Each of the two membranes is composed of a lipid bilayer. The outer membrane is continuous with the rough endoplasmic reticulum while the inner nuclear membrane is the primary residence of several inner nuclear membrane proteins. The outer and inner nuclear membrane are fused at the site of nuclear pore complexes. The structure of the membrane also consists of ribosomes.

The three layers of NE proteins. The nuclear pore complex (NPC) transverses the inner and outer nuclear membranes. Perinuclear space is clearly visible. INM proteins, including SUN1, LAP2, Emerin, MAN1 and LBR, are mostly associated with the nuclear lamina. Emerin, LAP2 and MAN1 harbor a LEM domain which interacts with BAF (barrier-to-autointegration factor), a chromatin-binding protein. The nuclear lamina forms a meshwork underlying the inner nuclear membrane. Chi et al. Journal of Biomedical Science 2009.[1]

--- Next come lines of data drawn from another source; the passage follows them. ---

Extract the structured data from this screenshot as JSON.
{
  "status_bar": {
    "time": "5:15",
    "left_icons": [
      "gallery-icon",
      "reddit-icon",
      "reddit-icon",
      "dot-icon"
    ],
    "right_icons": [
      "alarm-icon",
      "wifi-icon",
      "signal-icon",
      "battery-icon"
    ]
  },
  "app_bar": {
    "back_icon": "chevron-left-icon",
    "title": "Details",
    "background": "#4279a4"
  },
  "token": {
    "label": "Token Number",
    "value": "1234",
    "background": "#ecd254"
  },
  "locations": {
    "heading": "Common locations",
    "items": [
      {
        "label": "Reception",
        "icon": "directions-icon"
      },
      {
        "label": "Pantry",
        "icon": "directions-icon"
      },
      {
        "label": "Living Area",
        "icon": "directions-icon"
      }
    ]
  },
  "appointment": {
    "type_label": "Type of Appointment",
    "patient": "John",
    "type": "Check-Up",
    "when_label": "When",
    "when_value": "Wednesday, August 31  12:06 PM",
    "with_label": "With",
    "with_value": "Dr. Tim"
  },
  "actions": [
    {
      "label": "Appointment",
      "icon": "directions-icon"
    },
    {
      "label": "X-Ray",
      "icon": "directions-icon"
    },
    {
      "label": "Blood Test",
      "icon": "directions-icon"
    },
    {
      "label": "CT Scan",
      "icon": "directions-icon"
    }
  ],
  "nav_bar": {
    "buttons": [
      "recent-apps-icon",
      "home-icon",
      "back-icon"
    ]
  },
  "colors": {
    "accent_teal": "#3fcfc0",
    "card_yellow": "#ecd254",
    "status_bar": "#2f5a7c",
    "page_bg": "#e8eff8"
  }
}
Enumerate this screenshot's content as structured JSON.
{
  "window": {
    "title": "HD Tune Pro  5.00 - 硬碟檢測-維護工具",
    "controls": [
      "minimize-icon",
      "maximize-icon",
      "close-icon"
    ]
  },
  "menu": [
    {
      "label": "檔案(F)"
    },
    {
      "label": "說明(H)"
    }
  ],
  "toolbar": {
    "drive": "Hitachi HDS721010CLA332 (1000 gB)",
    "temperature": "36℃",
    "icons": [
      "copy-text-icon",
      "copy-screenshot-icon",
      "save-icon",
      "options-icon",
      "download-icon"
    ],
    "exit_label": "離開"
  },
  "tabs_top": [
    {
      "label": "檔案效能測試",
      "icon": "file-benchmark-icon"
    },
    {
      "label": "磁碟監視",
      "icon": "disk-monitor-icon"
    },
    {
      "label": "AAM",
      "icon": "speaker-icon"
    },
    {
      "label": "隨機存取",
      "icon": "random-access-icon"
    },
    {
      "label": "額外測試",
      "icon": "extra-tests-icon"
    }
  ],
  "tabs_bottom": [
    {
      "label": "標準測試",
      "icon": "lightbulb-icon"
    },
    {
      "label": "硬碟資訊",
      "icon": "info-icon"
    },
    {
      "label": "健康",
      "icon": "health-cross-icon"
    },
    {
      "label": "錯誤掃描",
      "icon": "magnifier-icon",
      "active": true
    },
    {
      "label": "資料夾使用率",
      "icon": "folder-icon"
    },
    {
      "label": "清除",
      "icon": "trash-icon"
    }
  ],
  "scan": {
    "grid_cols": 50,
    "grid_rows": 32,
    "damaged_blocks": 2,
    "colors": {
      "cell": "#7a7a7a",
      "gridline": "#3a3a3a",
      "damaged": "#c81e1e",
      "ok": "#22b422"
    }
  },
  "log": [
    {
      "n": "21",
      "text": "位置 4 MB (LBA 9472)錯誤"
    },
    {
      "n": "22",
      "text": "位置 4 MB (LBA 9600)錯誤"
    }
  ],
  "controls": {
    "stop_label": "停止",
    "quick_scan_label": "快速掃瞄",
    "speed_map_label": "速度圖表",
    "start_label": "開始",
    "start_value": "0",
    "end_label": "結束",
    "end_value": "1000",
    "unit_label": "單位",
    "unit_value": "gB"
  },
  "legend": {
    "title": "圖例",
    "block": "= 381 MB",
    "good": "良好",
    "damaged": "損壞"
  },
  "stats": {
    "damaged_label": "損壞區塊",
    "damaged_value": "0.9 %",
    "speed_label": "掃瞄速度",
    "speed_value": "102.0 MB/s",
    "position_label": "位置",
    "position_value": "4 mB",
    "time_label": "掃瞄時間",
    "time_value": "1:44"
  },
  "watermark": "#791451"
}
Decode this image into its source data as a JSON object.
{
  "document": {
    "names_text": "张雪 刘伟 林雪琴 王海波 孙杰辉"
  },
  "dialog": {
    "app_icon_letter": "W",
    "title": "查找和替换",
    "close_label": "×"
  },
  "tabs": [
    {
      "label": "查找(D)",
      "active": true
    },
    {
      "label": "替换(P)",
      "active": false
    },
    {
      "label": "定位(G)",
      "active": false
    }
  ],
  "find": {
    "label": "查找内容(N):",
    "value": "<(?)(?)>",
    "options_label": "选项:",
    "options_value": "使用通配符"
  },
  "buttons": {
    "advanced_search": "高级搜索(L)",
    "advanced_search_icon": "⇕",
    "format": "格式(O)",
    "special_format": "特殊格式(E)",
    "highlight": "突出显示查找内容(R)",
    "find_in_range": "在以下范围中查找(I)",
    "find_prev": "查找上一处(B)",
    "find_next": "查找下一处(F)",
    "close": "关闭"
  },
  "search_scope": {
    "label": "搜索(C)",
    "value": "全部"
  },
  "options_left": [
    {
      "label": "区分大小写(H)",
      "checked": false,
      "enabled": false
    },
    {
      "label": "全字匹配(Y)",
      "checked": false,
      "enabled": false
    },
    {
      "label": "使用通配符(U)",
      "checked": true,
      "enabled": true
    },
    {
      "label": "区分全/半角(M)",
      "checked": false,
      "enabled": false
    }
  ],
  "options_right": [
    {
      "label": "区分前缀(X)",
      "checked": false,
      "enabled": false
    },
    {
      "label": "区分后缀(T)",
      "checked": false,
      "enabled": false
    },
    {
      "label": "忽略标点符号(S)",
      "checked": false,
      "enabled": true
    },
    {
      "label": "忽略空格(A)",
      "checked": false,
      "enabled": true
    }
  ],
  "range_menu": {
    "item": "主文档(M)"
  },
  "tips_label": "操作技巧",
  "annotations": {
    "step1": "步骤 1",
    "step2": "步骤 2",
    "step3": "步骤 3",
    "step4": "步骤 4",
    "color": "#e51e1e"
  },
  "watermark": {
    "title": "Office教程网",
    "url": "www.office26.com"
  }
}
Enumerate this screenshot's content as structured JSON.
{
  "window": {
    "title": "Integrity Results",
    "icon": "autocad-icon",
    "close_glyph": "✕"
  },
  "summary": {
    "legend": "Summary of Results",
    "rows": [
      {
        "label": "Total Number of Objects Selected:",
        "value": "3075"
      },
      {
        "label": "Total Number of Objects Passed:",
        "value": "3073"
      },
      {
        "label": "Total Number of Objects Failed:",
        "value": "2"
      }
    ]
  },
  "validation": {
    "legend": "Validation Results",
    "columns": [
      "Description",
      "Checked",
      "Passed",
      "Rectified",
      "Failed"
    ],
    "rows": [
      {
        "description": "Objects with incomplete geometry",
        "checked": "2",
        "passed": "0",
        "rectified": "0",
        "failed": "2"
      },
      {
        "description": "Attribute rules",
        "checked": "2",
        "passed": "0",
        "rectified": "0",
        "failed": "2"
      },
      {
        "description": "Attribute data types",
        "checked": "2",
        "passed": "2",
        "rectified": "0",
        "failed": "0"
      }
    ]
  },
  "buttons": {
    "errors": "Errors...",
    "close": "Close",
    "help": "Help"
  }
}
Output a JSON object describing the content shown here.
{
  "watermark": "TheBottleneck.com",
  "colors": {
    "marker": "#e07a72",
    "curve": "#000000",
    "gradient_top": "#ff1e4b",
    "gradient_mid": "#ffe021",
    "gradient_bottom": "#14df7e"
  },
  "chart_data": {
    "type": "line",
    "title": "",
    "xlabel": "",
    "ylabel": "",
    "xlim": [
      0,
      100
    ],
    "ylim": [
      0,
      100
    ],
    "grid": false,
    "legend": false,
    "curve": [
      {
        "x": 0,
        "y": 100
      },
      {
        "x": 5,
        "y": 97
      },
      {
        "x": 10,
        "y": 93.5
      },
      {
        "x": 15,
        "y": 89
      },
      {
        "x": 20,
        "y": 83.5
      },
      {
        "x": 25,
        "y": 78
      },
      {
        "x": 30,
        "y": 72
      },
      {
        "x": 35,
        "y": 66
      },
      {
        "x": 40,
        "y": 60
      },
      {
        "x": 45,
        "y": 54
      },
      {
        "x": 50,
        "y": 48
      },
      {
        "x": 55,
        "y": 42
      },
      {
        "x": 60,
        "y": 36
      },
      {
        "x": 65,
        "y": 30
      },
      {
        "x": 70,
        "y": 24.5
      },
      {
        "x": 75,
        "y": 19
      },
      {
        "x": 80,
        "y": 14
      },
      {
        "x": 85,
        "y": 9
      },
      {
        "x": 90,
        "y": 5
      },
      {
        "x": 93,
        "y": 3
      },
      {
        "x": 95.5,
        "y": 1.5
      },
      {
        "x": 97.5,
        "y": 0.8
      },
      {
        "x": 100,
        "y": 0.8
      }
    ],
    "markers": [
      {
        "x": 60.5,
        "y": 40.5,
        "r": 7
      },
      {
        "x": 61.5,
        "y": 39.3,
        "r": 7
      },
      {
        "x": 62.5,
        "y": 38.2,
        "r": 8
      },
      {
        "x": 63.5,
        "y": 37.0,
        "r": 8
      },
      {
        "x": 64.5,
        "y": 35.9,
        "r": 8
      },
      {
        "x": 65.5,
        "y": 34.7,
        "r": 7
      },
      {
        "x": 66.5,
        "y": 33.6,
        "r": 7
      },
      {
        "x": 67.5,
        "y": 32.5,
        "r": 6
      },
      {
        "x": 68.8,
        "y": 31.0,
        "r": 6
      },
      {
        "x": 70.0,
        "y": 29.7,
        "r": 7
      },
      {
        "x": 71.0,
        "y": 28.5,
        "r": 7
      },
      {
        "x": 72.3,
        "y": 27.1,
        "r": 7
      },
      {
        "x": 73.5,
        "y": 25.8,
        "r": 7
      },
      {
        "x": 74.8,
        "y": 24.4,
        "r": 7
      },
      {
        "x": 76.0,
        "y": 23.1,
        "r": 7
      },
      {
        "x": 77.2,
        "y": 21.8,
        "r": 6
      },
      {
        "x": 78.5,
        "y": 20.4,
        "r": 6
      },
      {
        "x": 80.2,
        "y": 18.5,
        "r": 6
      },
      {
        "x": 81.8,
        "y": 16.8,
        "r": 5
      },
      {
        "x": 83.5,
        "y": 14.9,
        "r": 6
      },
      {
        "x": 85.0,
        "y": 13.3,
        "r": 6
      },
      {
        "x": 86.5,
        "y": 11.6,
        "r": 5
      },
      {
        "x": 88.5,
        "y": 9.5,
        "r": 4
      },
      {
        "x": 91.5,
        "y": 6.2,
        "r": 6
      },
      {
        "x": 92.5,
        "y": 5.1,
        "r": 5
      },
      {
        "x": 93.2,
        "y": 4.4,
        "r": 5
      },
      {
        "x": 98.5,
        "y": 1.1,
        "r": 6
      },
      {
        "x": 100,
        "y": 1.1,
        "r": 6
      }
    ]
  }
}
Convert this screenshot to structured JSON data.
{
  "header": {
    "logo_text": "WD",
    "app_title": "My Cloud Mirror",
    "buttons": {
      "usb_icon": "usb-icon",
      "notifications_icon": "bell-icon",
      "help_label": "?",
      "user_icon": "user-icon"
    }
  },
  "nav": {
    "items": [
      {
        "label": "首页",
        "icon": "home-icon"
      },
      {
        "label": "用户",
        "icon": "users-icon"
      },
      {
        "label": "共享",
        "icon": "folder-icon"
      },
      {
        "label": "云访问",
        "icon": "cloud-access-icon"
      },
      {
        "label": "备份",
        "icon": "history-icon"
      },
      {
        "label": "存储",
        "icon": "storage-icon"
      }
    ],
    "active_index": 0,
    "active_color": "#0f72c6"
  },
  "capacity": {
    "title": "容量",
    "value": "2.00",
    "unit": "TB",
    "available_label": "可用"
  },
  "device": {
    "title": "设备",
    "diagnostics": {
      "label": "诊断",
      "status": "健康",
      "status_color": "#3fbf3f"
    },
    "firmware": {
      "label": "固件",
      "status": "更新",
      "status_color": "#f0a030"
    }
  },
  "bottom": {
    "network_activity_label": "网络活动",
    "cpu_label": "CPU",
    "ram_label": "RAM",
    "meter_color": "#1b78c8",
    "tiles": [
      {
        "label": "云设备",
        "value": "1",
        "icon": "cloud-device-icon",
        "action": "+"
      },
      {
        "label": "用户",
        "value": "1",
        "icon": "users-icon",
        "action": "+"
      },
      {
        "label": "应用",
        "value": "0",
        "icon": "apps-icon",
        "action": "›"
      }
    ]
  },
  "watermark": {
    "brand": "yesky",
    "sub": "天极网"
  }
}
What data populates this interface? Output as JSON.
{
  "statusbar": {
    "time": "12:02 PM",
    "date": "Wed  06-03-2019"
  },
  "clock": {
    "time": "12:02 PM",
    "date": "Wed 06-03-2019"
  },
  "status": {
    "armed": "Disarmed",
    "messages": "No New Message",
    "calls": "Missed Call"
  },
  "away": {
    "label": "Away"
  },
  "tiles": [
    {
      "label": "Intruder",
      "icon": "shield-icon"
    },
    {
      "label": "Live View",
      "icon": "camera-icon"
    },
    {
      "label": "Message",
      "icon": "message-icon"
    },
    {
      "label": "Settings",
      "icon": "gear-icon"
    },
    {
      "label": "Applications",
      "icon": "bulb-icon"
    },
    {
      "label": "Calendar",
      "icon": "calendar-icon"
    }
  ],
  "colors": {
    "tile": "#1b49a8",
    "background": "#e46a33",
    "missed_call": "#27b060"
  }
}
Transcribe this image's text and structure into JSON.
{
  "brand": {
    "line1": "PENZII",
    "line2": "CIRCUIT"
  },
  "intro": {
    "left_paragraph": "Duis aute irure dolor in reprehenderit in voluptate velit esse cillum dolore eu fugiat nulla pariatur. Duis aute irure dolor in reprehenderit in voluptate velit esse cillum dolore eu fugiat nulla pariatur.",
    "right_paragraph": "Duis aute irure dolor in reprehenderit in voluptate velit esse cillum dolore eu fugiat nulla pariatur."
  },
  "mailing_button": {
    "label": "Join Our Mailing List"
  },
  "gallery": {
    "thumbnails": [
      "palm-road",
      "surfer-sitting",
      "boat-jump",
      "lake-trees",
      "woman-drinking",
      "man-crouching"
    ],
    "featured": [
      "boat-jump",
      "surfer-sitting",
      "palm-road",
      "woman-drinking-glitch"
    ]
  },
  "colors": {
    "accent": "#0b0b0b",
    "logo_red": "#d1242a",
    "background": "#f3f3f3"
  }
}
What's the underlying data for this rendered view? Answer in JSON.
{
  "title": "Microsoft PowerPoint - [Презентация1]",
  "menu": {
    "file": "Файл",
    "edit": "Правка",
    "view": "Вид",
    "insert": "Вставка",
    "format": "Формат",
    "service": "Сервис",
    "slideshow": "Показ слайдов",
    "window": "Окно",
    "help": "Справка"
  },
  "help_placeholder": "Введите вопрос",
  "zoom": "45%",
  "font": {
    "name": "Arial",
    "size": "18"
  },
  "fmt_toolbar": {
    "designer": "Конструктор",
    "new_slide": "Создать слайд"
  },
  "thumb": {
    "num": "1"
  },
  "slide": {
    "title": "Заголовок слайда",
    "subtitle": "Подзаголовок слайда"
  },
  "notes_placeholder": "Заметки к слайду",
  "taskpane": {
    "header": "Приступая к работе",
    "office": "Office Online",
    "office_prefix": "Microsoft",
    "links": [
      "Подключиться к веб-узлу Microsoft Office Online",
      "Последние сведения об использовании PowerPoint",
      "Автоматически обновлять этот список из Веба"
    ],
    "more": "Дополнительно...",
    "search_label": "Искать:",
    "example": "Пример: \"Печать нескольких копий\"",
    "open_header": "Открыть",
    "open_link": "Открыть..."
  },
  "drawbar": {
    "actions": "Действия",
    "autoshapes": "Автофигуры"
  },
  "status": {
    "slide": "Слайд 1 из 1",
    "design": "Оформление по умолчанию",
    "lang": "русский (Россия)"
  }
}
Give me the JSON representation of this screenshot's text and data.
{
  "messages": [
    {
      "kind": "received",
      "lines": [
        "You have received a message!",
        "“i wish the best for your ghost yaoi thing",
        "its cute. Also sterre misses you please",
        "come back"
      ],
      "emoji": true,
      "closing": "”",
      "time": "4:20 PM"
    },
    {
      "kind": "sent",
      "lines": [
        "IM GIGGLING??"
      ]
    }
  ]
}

The inner nuclear membrane is connected to the nuclear lamina, a network of intermediate filaments composed of various lamins (A, B1, B2, & C). The lamina acts as a site of attachment for chromosomes and provides structural stability to the nucleus. The lamins have been associated with various genetic disorders collectively termed laminopathies.

The space between the two membranes that make up the nuclear envelope is called the perinuclear space (also called the perinuclear cisterna, NE Lumen), and is usually about 20 - 40 nm wide.

The nuclear envelope has been postulated to play a role in the organization and transcriptional activity of chromatin.